Читаем Сесилия Вальдес, или Холм Ангела полностью

— А разве сеньор дон Кандидо не сказал вам, — заговорила сенья Хосефа, набравшись смелости и вся дрожа от волнения, — что крайность уж очень большая, ну, то есть, что больная эта совсем плоха и дело идет о жизни и смерти?..

— Да, да, — прервал ее хирург. — Кое-что об этом дон Кандидо мне говорил. Но видите ли, я не могу поспеть всюду. Порой мне кажется, что раздели меня на десять частей, меня бы и тогда на всех не хватило. Посмотрите, сколько людей ждет меня здесь! А за стенами моего дома их еще больше: все меня ждут, и все это спешно. Я уважаю сеньора дона Кандидо, знаю, что он щедр, бескорыстен и умеет благодарить за одолжения, которые ему делают. Я очень хочу и могу помочь ему. Это в моих силах. И я уверен, что окажи я ему эту услугу, он хорошо мне заплатит; но вы, как разумная женщина, должны понять, что мне требуется время: необходимо внимательно осмотреть больную, прежде чем поставить диагноз. Возможно, что болезнь неизлечима, а предлагаемый способ лечения окажется для нее хуже, чем сама болезнь. Я не колдун и не могу лечить вслепую, на авось. Однако мне кажется, вы могли бы посвятить меня в существо дела лучше, чем сеньор дон Кандидо, который, насколько я понимаю, знает о больной лишь понаслышке. Кто она такая?

— Это моя дочь, сеньор дон Томас.

— Ваша дочь — да что вы?
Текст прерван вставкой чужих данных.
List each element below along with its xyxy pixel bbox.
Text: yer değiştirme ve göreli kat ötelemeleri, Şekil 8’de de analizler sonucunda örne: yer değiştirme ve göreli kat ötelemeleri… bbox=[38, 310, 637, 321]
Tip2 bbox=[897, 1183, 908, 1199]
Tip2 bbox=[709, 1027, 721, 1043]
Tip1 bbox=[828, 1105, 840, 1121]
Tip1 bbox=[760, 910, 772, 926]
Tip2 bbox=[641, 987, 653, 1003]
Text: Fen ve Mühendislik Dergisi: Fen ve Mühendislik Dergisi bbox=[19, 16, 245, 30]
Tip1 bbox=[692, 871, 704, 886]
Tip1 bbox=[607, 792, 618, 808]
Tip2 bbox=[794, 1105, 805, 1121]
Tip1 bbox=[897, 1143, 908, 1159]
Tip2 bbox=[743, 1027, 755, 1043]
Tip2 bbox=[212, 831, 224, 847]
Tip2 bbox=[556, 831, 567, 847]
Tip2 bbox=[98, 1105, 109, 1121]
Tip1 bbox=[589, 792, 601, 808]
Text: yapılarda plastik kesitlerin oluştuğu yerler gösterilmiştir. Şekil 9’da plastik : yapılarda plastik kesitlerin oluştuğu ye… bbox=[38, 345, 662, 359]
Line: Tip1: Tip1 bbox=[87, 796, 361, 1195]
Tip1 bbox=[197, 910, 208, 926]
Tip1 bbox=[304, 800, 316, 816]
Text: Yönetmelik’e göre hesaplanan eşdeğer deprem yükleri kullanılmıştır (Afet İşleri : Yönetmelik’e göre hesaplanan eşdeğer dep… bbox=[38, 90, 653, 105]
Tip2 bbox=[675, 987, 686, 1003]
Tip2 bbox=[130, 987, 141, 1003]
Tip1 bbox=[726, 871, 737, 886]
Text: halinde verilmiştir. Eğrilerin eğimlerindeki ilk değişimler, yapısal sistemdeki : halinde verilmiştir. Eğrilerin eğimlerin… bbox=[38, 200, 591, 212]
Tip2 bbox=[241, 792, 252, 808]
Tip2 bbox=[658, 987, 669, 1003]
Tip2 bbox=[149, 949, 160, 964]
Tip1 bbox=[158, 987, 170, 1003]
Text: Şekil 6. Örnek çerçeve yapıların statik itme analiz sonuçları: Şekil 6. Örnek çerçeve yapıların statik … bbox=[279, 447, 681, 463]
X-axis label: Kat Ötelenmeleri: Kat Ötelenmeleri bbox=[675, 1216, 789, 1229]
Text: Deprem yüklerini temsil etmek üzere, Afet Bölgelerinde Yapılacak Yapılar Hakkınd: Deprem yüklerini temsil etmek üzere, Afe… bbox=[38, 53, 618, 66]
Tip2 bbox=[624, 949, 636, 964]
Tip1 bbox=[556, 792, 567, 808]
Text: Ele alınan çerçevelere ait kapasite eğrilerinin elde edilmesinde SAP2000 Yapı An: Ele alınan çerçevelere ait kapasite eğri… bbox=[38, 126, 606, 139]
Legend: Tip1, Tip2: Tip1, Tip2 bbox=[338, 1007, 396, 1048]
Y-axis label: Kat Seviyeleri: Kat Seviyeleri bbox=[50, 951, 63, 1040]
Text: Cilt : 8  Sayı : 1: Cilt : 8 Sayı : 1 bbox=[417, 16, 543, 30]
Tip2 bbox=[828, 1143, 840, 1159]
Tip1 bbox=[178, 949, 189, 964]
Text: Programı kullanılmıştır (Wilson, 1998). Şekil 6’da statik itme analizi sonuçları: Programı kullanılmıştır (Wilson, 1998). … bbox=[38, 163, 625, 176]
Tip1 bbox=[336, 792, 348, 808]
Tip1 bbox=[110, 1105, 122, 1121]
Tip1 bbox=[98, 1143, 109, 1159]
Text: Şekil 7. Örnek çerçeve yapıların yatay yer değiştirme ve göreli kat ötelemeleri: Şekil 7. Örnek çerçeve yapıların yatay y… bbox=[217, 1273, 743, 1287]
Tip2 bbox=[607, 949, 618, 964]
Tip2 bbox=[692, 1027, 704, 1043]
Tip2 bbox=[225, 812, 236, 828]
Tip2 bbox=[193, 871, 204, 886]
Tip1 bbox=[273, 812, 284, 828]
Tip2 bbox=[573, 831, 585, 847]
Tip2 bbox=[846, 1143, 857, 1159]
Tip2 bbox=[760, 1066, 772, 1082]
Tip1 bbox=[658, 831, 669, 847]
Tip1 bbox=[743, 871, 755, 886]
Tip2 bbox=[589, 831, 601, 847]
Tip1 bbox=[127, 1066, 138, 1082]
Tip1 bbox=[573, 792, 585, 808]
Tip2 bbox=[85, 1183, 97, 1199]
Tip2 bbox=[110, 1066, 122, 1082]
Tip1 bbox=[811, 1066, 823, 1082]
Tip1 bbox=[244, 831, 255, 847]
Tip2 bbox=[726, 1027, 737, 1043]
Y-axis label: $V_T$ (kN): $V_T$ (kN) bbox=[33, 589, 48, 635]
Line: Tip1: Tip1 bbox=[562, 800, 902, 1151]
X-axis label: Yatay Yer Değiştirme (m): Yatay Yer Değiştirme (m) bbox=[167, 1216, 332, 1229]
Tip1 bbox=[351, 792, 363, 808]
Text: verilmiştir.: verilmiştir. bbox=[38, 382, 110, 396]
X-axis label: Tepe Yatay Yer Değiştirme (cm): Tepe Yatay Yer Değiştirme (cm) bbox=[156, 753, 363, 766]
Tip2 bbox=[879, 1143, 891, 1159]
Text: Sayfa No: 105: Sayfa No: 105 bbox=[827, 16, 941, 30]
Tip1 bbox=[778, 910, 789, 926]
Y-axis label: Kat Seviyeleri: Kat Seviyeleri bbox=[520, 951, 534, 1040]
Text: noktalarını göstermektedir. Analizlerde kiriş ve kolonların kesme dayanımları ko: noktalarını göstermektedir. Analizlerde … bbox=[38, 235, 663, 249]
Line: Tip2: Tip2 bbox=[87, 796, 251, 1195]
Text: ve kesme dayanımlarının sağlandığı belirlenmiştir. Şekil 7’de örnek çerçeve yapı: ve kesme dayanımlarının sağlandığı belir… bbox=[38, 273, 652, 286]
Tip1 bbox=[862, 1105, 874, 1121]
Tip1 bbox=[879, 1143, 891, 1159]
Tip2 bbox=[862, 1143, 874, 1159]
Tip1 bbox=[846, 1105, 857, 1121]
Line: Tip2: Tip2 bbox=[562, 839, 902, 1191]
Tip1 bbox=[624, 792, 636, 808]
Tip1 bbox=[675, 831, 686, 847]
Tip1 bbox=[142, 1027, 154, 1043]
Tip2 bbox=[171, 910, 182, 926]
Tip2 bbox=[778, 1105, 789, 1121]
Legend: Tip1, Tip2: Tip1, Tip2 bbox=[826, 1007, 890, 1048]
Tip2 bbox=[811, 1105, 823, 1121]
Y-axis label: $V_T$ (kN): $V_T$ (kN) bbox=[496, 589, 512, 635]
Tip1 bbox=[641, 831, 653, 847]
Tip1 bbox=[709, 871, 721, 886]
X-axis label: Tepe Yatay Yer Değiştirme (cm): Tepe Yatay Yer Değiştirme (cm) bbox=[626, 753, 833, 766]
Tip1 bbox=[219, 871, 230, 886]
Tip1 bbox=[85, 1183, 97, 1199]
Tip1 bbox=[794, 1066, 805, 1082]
Сколько же ей теперь лет?

— Пошел тридцать седьмой.

— О, так она еще не стара. Значит, есть силы и организм будет сопротивляться. Давно она заболела?

— Ах, сеньор, давно, очень давно, вот уже восемнадцать лет скоро будет — можно сказать, больше полжизни все больна и больна.

— Нет, я не о том спрашиваю: сколько же времени она находится в больнице Де-Паула?

— Вскоре после того, как заболела. Вот уж будет почти семнадцать лет; внучке было тогда месяца два, а ее мне пришлось положить в больницу; так мне посоветовал доктор сеньор Росаин, потому что дома мне с ней было не сладить. Сеньор доктор может себе представить, чего мне стоила эта разлука: душа у меня разрывалась…

— Так, значит, — задумчиво проговорил Монтес де Ока, — выходит, что девочке…

— Моей внучке? — спросила сенья Хосефа.

— Да, вашей внучке, дочери больной, уже…

— Пошел восемнадцатый год.

— Ну, и какая она?

— Слава господу, совершенно здорова.

— Нет, я не об этом. Я спрашиваю — какая она из себя, хорошенькая?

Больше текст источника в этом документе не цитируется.